Taliban: ‘A Woman Is a Man’s Property and Must Serve Him, Not Get Educated’

Taliban: ‘A Woman Is a Man’s Property and Must Serve Him, Not Get Educated’

“A woman is a man’s property and must serve him, not get educated,” the Taliban’s higher education minister has said, as the fundamentalist group’s decision to suspend university education for Afghan women continues to draw international condemnation, including from some Islamic governments.

“Islam does not allow women to commit prostitution under the pretext of education,” tweeted Nida Mohammad Nadeem. “A woman is a man’s property and must serve him, not get educated.”

As small groups of Afghan women took to the streets to protest the controversial move, Nadeem went on national television on Thursday to defend it, saying that “prostitution” was occurring as a result of gender mixing in some universities, despite a ban on co-ed learning.

Moreover, he said, some of the fields of study being pursued by women were not in line with “Islamic law and Afghan pride.”

Nadeem said the decision to “stop the education of women” came from the “Amirul Momineen” – a term meaning “commander of the faithful” and ascribed to Taliban leader Hibatullah Akhundzada.

“I presented all the reasons to the nation regarding the decision of Amirul Momineen, may Allah bless him and grant him peace, regarding the prohibition of girls’ education,” Nadeem tweeted after the television appearance.

“Not observing the hijab, traveling from one province to another province to study in dormitories, non-shari’a curriculum, and the existence of faculties that women do not need to study.”

“In addition, in many universities there was still mixing, which opened the way to prostitution.”

Nadeem said women had been studying fields “that were in contrast with the dignity and pride of women and Afghan culture,” singling out engineering, agriculture, and science.

“No one can prove the necessity of studying ‘modern science’ for women even in the Qur’an and Hadiths,” he said, referring to Islam’s sacred text and the written traditions of Mohammed, the religion’s seventh century founder.

Nadeem also warned that any Muslim opposing the Taliban’s ruling on the matter would be viewed as a rebel, “and the punishment for rebellion is clear in Islam.”

(Islamic scholars differ over whether rebellion against a Muslim ruler is subject to hudud punishments – literally “limitations imposed by Allah” – which depending on the offense and interpretation include stoning, limb amputation, flogging, and the death penalty.)

Alongside critical reaction to the Taliban decision from Western countries, some leading Islamic governments also weighed in, joining calls for it to be reversed.

The Saudi foreign ministry Turkey and Qatar also called on the Taliban to reconsider.

Even the Iranian regime, whose treatment of women has triggered months-long protests and saw it ejected from a top U.N. women’s rights agency, expressed regret over the decision.

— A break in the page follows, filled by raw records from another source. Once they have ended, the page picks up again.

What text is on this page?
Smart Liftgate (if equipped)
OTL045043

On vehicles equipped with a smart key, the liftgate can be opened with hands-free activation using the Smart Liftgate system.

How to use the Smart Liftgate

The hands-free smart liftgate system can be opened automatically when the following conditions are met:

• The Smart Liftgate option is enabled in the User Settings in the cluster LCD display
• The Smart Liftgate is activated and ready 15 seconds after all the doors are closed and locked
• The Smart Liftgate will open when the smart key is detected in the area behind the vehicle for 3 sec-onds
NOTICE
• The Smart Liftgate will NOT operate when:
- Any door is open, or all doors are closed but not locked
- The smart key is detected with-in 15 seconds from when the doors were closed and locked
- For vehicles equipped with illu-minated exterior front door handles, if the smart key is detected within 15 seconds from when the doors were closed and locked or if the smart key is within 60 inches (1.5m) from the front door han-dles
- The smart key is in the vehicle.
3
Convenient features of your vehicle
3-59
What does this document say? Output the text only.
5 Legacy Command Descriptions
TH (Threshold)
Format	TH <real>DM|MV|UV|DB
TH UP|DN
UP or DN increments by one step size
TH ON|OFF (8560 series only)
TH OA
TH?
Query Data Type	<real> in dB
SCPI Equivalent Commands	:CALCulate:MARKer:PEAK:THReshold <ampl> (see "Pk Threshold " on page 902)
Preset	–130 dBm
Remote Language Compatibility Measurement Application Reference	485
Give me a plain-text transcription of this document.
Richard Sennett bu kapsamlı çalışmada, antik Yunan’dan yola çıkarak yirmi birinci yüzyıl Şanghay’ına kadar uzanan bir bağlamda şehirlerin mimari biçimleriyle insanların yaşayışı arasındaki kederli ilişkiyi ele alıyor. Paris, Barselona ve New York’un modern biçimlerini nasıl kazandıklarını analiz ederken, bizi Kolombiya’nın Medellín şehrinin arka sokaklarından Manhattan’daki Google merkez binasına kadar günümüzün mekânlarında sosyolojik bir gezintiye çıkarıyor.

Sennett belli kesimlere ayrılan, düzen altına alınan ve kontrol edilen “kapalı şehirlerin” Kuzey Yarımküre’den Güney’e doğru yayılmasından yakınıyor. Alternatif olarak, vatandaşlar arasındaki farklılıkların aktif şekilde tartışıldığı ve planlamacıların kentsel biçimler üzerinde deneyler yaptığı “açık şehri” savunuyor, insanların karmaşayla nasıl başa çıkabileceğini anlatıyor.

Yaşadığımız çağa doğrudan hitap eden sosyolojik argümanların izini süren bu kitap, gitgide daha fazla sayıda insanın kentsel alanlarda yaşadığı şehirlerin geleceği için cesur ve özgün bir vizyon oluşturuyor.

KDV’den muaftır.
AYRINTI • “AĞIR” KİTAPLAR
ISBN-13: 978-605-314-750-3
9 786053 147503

The Organization of Islamic Cooperation’s women’s division called on the authorities in Kabul “to reverse this hasty decision, which is against Islamic law and Afghan women’s basic rights.”

Nadeem appeared to shrug off the criticism from Islamic governments, tweeting, “We want pure Islam, not like Turkey and Saudi Arabia.”

Secretary of State Antony Blinken said on Thursday it was “important and powerful” that criticism was also coming from Islamic countries.

“There are going to be costs if this is not reversed, if this is not changed,” he told reporters at the State Department. “I’m not going to detail them today, but we will pursue them in coordination with allies and partners.”

‘Within the limits of Islam’

The Taliban seized power in August 2021, two decades after being toppled by U.S.-led forces after the 9/11 terror attacks carried out by its al-Qaeda ally.

Just weeks before Kabul fell, the organization in a statement clearly rejected what it called “non-Islamic forms of governance.”

“Everything from politics, economics, culture and education to social life must be follow our religious values,” it said then. “This is because Afghans do not desire the elimination of military aggression alone, but also the termination of western political, cultural and ideological invasion.”

When the Taliban held its first press conference after seizing power, on August 17, 2021, spokesman Zabihullah Mujahid said the group would respect women’s rights “within the limits of Islam.”

“Our women are Muslims, they accept Islamic rules,” he said. “If they continue to live according to shari’a, we will be happy, they will be happy.”

After setting up an “interim” government comprising in large part U.N. Security Council-sanctioned terrorists, the Taliban banned girls from attending school beyond grade six, and tightened restriction of the movement of women and girls, prohibiting them from flying unless accompanied by a male “guardian,” and recently prohibiting them from visiting parks or gyms.

Last June, the U.N. Security Council in response to the girls’ schooling decision restored a U.N. travel ban for two Taliban education heads, one of whom was the then higher education minister, Abdul Baqi Haqqani.

Haqqani was succeeded in October by Nadeem.